In less than 18 months time you may be able to buy an Australian-made electric car from Swedish company Uniti, with a 350km range and priced at a very attractive $20,000.
Speaking to senators at the Select Committee into electric vehicles, Australian Dr Michael Molitor, a director of Uniti Sweden AB, said the only question about the uptake of electric vehicles in Australia was whether we “…should be importing these vehicles into Australia or should we be making them ourselves?”
Uniti Sweden believes they should be made here and the company is forging ahead with plans to initially make as many as 10,000 of the two-seater all-electric car in Australia every year – most likely in Adelaide – by 2020, less than two years away, and priced at around $20,000.
The first cars will have a range of 350km and Dr Molitor says the aim is to have them charged using inductive technology.
That means drivers will park their Uniti over an induction charging pad supplied with the car in their garage or in public spaces like car parks where the car will automatically be charged without having to be plugged in.
The price point is possible says Dr Molitor because if the cars are built here using state-of-the-art manufacturing processes there will be substantial cost savings compared with traditional car manufacture.
Uniti believes the future for electric cars in urban areas is very much tied to car sharing and autonomous rides, rather than people buying one of the admittedly diminutive Unitis outright, but Dr Molitor said fully automated driving was still a way off, so private and fleet purchases would be first.
“We design and build it as a totally autonomous electric vehicle, but the public’s not ready for full autonomy, the technology’s not ready for full autonomy and certainly the public’s not ready for full autonomy.
So we build a state-of-the art urban electric vehicle that is capable, that has all the sensors and the on-board computer and the communications equipment to allow the car to operate at levels 4 and 5 autonomy. And we turn on higher levels of autonomy when regulators allow it and when the market’s ready.”
“We are racing now to build production prototypes,” Dr Molitor said.
“Our goal is to show that vehicle in Australia later this year or early next year. Our goal is also to announce our first launch customer for Australia. Our goal is also to announce our key strategic partners in Australia, including the company that would be assembling the vehicles, and we will be announcing the management team of the company as well.”

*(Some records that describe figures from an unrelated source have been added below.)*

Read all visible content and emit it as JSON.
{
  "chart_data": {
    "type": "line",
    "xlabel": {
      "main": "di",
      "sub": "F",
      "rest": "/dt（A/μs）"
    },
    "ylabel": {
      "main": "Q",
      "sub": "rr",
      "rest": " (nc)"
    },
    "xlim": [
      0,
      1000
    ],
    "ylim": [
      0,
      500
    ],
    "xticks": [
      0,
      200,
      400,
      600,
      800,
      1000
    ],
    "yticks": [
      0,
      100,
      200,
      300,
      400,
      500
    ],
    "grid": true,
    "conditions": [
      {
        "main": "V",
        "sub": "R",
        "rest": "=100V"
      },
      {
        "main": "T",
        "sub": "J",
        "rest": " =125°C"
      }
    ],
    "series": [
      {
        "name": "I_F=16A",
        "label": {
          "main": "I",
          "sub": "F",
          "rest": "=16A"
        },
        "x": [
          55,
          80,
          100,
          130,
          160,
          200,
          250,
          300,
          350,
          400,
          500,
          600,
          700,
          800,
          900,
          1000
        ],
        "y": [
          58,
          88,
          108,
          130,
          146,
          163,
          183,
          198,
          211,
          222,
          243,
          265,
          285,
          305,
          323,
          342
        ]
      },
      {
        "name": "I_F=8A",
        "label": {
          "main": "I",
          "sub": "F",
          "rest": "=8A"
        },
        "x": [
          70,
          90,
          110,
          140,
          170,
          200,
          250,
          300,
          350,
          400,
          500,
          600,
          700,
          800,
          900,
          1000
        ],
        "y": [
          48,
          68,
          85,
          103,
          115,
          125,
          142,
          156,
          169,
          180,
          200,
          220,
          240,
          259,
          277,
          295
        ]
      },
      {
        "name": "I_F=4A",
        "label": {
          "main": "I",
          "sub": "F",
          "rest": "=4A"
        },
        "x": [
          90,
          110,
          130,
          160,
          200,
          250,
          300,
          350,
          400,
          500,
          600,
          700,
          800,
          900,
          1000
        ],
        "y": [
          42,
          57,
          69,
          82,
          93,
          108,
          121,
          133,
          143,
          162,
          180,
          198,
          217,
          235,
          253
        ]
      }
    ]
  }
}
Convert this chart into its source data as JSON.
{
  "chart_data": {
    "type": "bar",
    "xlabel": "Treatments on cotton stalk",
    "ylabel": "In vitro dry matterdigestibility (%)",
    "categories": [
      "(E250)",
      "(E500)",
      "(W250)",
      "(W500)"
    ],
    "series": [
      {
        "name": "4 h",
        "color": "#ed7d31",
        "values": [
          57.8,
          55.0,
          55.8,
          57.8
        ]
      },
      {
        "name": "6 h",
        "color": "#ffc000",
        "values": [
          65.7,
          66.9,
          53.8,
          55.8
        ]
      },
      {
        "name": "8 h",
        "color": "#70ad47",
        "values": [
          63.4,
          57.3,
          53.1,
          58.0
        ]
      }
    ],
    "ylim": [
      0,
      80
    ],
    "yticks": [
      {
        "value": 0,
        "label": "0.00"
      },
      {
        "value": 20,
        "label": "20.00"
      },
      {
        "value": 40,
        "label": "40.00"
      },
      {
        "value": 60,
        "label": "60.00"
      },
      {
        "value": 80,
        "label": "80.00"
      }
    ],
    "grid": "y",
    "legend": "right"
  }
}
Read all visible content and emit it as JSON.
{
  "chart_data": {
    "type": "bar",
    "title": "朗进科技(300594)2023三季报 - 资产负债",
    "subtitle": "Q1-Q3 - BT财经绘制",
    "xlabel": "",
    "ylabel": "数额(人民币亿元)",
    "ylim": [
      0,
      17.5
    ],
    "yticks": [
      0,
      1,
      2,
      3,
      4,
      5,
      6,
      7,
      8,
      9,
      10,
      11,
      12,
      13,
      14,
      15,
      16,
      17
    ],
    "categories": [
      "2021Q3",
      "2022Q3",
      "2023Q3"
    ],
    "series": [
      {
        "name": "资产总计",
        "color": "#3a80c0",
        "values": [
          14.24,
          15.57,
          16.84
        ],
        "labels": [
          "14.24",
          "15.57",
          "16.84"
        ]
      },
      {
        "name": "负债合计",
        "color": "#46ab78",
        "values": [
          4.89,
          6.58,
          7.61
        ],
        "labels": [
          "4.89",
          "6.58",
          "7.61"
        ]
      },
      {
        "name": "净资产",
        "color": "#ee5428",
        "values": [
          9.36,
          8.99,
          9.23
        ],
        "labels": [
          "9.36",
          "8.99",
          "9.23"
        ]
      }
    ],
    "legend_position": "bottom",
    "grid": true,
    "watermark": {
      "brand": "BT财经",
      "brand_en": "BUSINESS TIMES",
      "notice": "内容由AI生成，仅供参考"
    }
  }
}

Dr Molitor pointed out Australia had all the raw ingredients to build electric vehicles – as well as the automotive expertise in its workforce too thanks to the now-shuttered Ford and Holden operations.
“Our analysis suggests that, with advanced manufacturing techniques, a completely different business model that applies to the assembly and use of these vehicles and with the abundant natural resources and the key elements that we have.
“For example, components in batteries; $2.6 trillion under management in superannuation funds; thousands of world-class automotive engineers who have lost their jobs over the last several years.
“That is the best possible combination, and we are completely convinced that large-scale vehicle assembly of electric vehicles in Australia will return to us this opportunity.”
Adelaide is being looked at for Uniti production because it is set to be one of the first cities in Australia set-up for what’s called level 4 and level 5 autonomy – the infrastructure needed for autonomous driving.
Initially, the Australian built Uniti models will not be autonomous though Dr Molitor says the hardware is already in the cars for when that time arrives.
He points to Australia’s other major pluses when it comes to electric vehicle manufacture.
“We’re the world’s largest net exporter of lithium. We have two large cobalt mines coming online, nickel, graphite—we have all the basic ingredients in Australia.
“There are two battery gigafactories setting up in Australia, one in Townsville and one in Darwin. We are particularly interested in the project in Darwin, for a variety of reasons, but clearly the right ecosystem is emerging.”
As we’ve reported previously at, Tesla is considering an Australian manufacturing plant, and British billionaire Sanjeev Gupta has also said he is looking seriously at building an electric car in Adelaide too.
Dr Molitor does caution though that Australia still has a way to go to make electric vehicles more attractive. He is not talking about subsidies, he says, but rather the right policy environment.
“The benefits of accelerating this transition in Australia [from petrol and diesel to electric cars] and producing these vehicles in Australia is so dramatic that the loss of tax income from excise tax on fuel is trivial in comparison.
I would argue that the boost in tax revenue that you’d get from stimulating this industry is going to be an order of magnitude larger than any losses from excise fuel taxes.”